Effect of Oxygen Carriers on Performance of Power Plants with Chemical Looping Combustion

The paper pursues process based analyses on power plants employing multi-stage chemical looping combustion (CLC) technology for carbon capture using different oxygen carrying materials and fuels. The aim is to determine any specific process based advantages offered by different oxygen carriers. CLC is an innovative combustion concept, which offers a potentially attractive option to capture CO2 with a significantly lower energy penalty than other existing carbon-capture technologies. In the CLC process, the combustion of fuel is split into two separate reactions carried out in two separate reactors: an oxidation reaction and a reduction reaction, by introducing a suitable metal oxide as an oxygen-carrier that circulates between the two reactors. This study investigates the viability of nickel, copper and iron as oxygen carriers using them with natural and synthesis gas fuels.

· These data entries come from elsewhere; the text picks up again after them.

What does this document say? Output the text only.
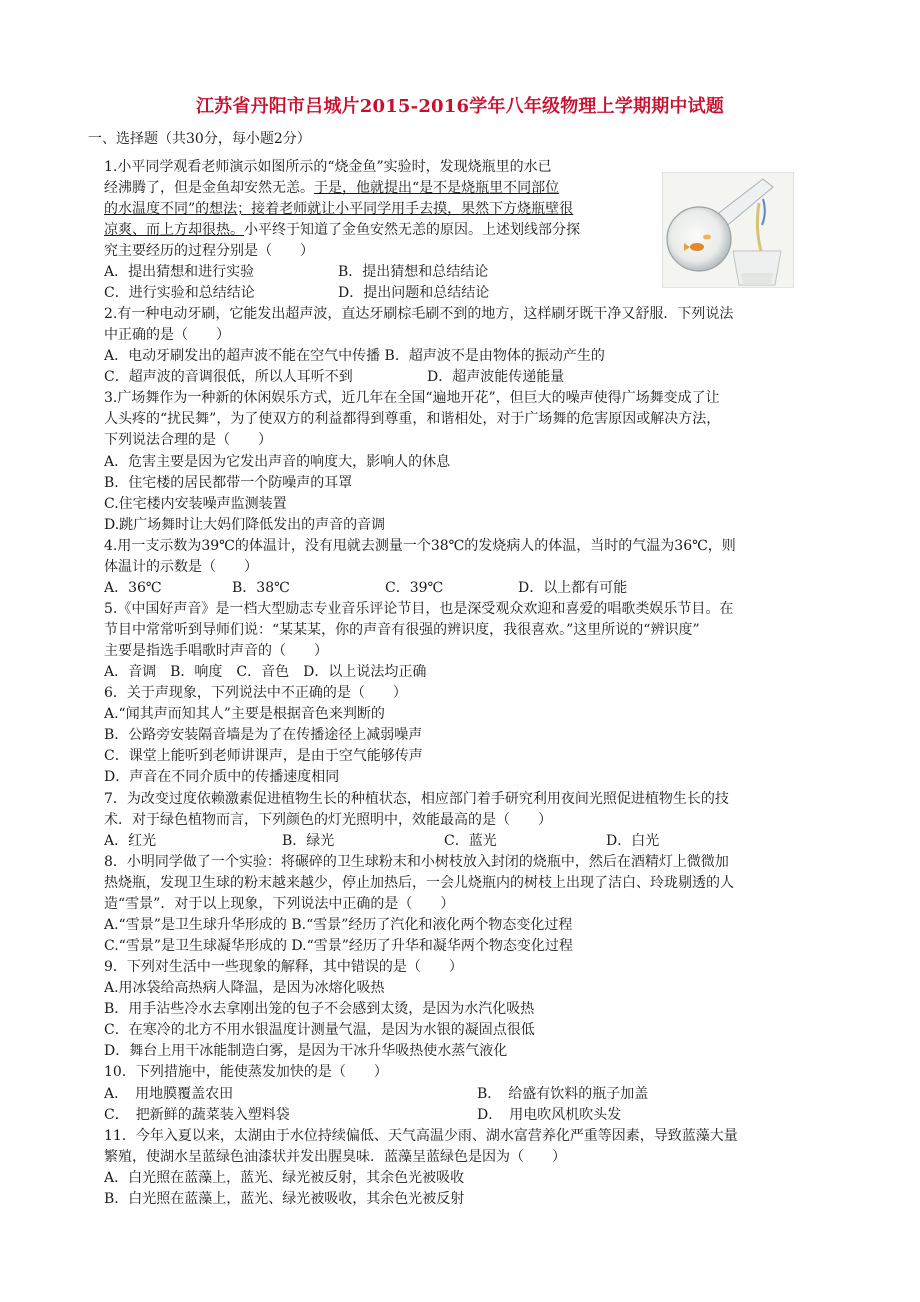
江苏省丹阳市吕城片2015-2016学年八年级物理上学期期中试题
一、选择题（共30分，每小题2分）
1.小平同学观看老师演示如图所示的“烧金鱼”实验时，发现烧瓶里的水已
经沸腾了，但是金鱼却安然无恙。于是，他就提出“是不是烧瓶里不同部位
的水温度不同”的想法；接着老师就让小平同学用手去摸，果然下方烧瓶壁很
凉爽、而上方却很热。小平终于知道了金鱼安然无恙的原因。上述划线部分探
究主要经历的过程分别是（　　）
A．提出猜想和进行实验	B．提出猜想和总结结论
C．进行实验和总结结论	D．提出问题和总结结论
2.有一种电动牙刷，它能发出超声波，直达牙刷棕毛刷不到的地方，这样刷牙既干净又舒服．下列说法
中正确的是（　　）
A．电动牙刷发出的超声波不能在空气中传播 B．超声波不是由物体的振动产生的
C．超声波的音调很低，所以人耳听不到	D．超声波能传递能量
3.广场舞作为一种新的休闲娱乐方式，近几年在全国“遍地开花”，但巨大的噪声使得广场舞变成了让
人头疼的“扰民舞”，为了使双方的利益都得到尊重，和谐相处，对于广场舞的危害原因或解决方法，
下列说法合理的是（　　）
A．危害主要是因为它发出声音的响度大，影响人的休息
B．住宅楼的居民都带一个防噪声的耳罩
C.住宅楼内安装噪声监测装置
D.跳广场舞时让大妈们降低发出的声音的音调
4.用一支示数为39℃的体温计，没有甩就去测量一个38℃的发烧病人的体温，当时的气温为36℃，则
体温计的示数是（　　）
A．36℃	B．38℃	C．39℃	D．以上都有可能
5.《中国好声音》是一档大型励志专业音乐评论节目，也是深受观众欢迎和喜爱的唱歌类娱乐节目。在
节目中常常听到导师们说：“某某某，你的声音有很强的辨识度，我很喜欢。”这里所说的“辨识度”
主要是指选手唱歌时声音的（　　）
A．音调　B．响度　C．音色　D．以上说法均正确
6．关于声现象，下列说法中不正确的是（　　）
A.“闻其声而知其人”主要是根据音色来判断的
B．公路旁安装隔音墙是为了在传播途径上减弱噪声
C．课堂上能听到老师讲课声，是由于空气能够传声
D．声音在不同介质中的传播速度相同
7．为改变过度依赖激素促进植物生长的种植状态，相应部门着手研究利用夜间光照促进植物生长的技
术．对于绿色植物而言，下列颜色的灯光照明中，效能最高的是（　　）
A．红光	B．绿光	C．蓝光	D．白光
8．小明同学做了一个实验：将碾碎的卫生球粉末和小树枝放入封闭的烧瓶中，然后在酒精灯上微微加
热烧瓶，发现卫生球的粉末越来越少，停止加热后，一会儿烧瓶内的树枝上出现了洁白、玲珑剔透的人
造“雪景”．对于以上现象，下列说法中正确的是（　　）
A.“雪景”是卫生球升华形成的 B.“雪景”经历了汽化和液化两个物态变化过程
C.“雪景”是卫生球凝华形成的 D.“雪景”经历了升华和凝华两个物态变化过程
9．下列对生活中一些现象的解释，其中错误的是（　　）
A.用冰袋给高热病人降温，是因为冰熔化吸热
B．用手沾些冷水去拿刚出笼的包子不会感到太烫，是因为水汽化吸热
C．在寒冷的北方不用水银温度计测量气温，是因为水银的凝固点很低
D．舞台上用干冰能制造白雾，是因为干冰升华吸热使水蒸气液化
10．下列措施中，能使蒸发加快的是（　　）
A．　用地膜覆盖农田	B．　给盛有饮料的瓶子加盖
C．　把新鲜的蔬菜装入塑料袋	D．　用电吹风机吹头发
11．今年入夏以来，太湖由于水位持续偏低、天气高温少雨、湖水富营养化严重等因素，导致蓝藻大量
繁殖，使湖水呈蓝绿色油漆状并发出腥臭味．蓝藻呈蓝绿色是因为（　　）
A．白光照在蓝藻上，蓝光、绿光被反射，其余色光被吸收
B．白光照在蓝藻上，蓝光、绿光被吸收，其余色光被反射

It was conducted by developing an Aspen Plus based model, which employed the conservative principles of mass and energy. Equilibrium based reactor models with no oxygen-carrier (OC) deactivation were assumed. The choice of oxygen carrier and its effect on key operating parameters such as air, fuel and oxygen carrier mass flow rates, operating pressure, and the waste heat recovery were investigated for each fuel. For all OCs, the maximum temperatures were observed at stoichiometric OC mass flow rates for the given fuel supply. The peak reduction reactor temperatures were obtained with copper OC, which may require inerts or other temperature reduction strategies to avoid thermal deterioration. Maximum thermal efficiencies were observed for iron and nickel OCs. However, iron requires considerably larger OC mass flow rates compared to nickel and copper.